SBCL has a reputation of being slow at compiling programs. This has historically been a deserved reputation, since the cleanups done after the fork from CMUCL made the compiler a lot slower. While speed doesn't really matter when compiling individual functions, it's very important for large programs. Even if most Lisp development is done interactively, compiling a function or a file at a time, at some point one needs to ensure that the system still builds from scratch. With a large code base, this can take ages. It doesn't help that doing correct incremental builds for large Lisp systems is challenging. (See Andreas' asdf-dependency-grovel for one way to make it less painful).

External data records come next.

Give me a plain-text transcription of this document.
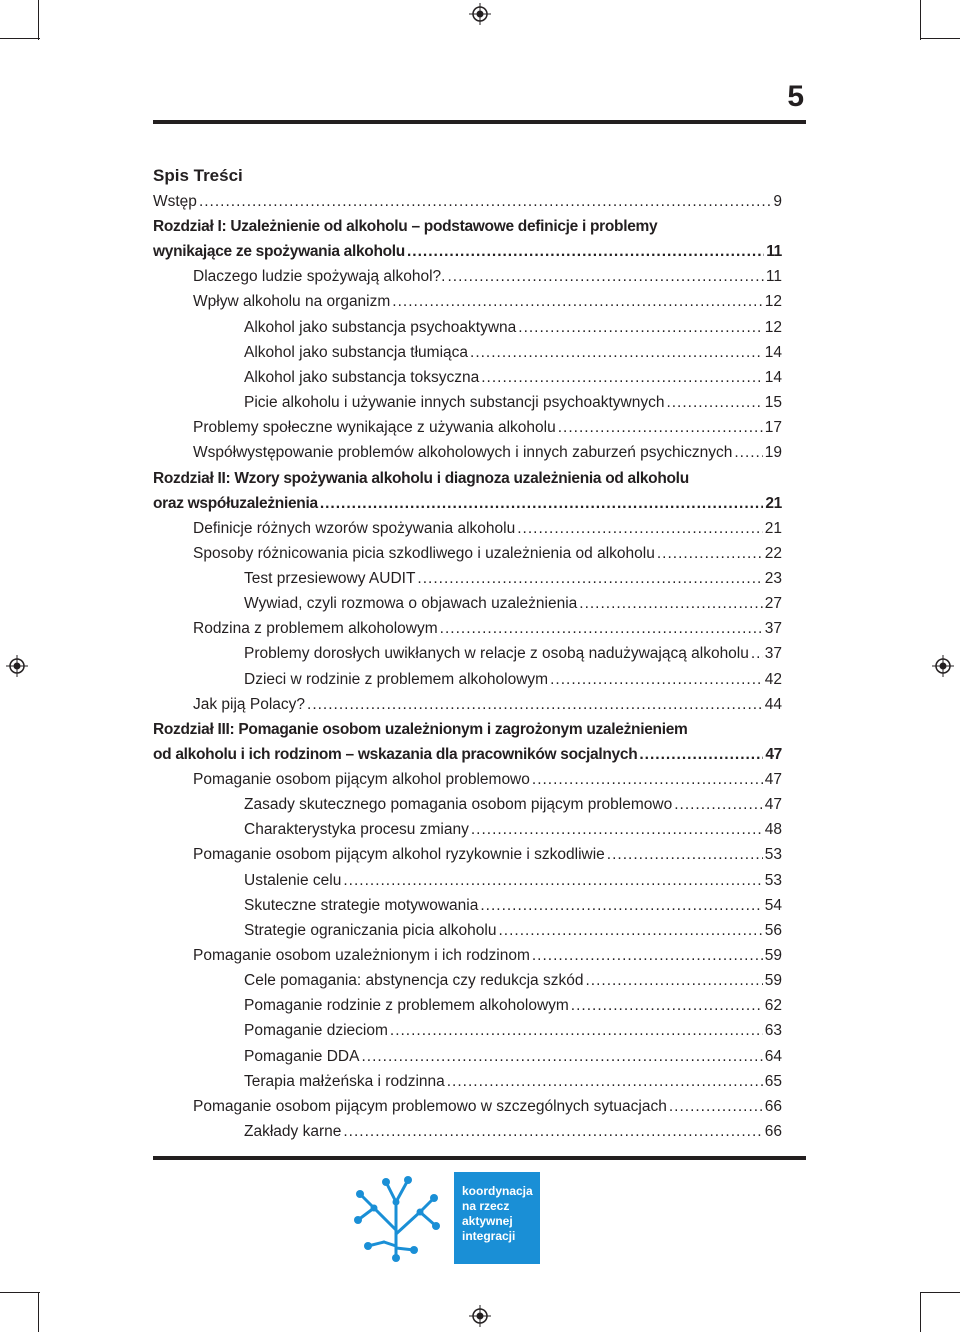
5
Spis Treści
Wstęp .....	9
Rozdział I: Uzależnienie od alkoholu – podstawowe definicje i problemy
wynikające ze spożywania alkoholu .....	11
Dlaczego ludzie spożywają alkohol?. .....	11
Wpływ alkoholu na organizm .....	12
Alkohol jako substancja psychoaktywna .....	12
Alkohol jako substancja tłumiąca .....	14
Alkohol jako substancja toksyczna .....	14
Picie alkoholu i używanie innych substancji psychoaktywnych .....	15
Problemy społeczne wynikające z używania alkoholu .....	17
Współwystępowanie problemów alkoholowych i innych zaburzeń psychicznych ..... 19
Rozdział II: Wzory spożywania alkoholu i diagnoza uzależnienia od alkoholu
oraz współuzależnienia .....	21
Definicje różnych wzorów spożywania alkoholu .....	21
Sposoby różnicowania picia szkodliwego i uzależnienia od alkoholu .....	22
Test przesiewowy AUDIT .....	23
Wywiad, czyli rozmowa o objawach uzależnienia .....	27
Rodzina z problemem alkoholowym .....	37
Problemy dorosłych uwikłanych w relacje z osobą nadużywającą alkoholu ..... 37
Dzieci w rodzinie z problemem alkoholowym .....	42
Jak piją Polacy? .....	44
Rozdział III: Pomaganie osobom uzależnionym i zagrożonym uzależnieniem
od alkoholu i ich rodzinom – wskazania dla pracowników socjalnych .....	47
Pomaganie osobom pijącym alkohol problemowo .....	47
Zasady skutecznego pomagania osobom pijącym problemowo .....	47
Charakterystyka procesu zmiany .....	48
Pomaganie osobom pijącym alkohol ryzykownie i szkodliwie .....	53
Ustalenie celu .....	53
Skuteczne strategie motywowania .....	54
Strategie ograniczania picia alkoholu .....	56
Pomaganie osobom uzależnionym i ich rodzinom .....	59
Cele pomagania: abstynencja czy redukcja szkód .....	59
Pomaganie rodzinie z problemem alkoholowym .....	62
Pomaganie dzieciom .....	63
Pomaganie DDA .....	64
Terapia małżeńska i rodzinna .....	65
Pomaganie osobom pijącym problemowo w szczególnych sytuacjach .....	66
Zakłady karne .....	66
koordynacja
na rzecz
aktywnej
integracji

In fact, most of my early contributions to SBCL were for making the compiler faster, since on the computer I had at the time an SBCL build took 1.5 hours. And even several workstation upgrades later, I still sigh every time I kick off a full SBCL build.
I just committed another batch of compiler speedup patches, and got to wondering what the cumulative effect of all these improvements over the years has been. So I ran my standard compilation speed benchmark suite on current CVS head, and on SBCL versions from one, two and three years ago. All SBCLs were built for x86, with the default build options. CMUCL 19d was also included in the test for comparison.
Here are the results (click on thumbnail for a larger image):
I'm pretty happy about the consistent trend for faster compilation times, despite new features and optimizations getting added, which usually act to slow down the compiler.
So the next time you're cursing about how long your build of McCLIM - or something similar - is taking, remember that things could be worse. You could be using SBCL 0.8.8 :-)
Very impressive, looking forward to the next release. What did you use to create the graph?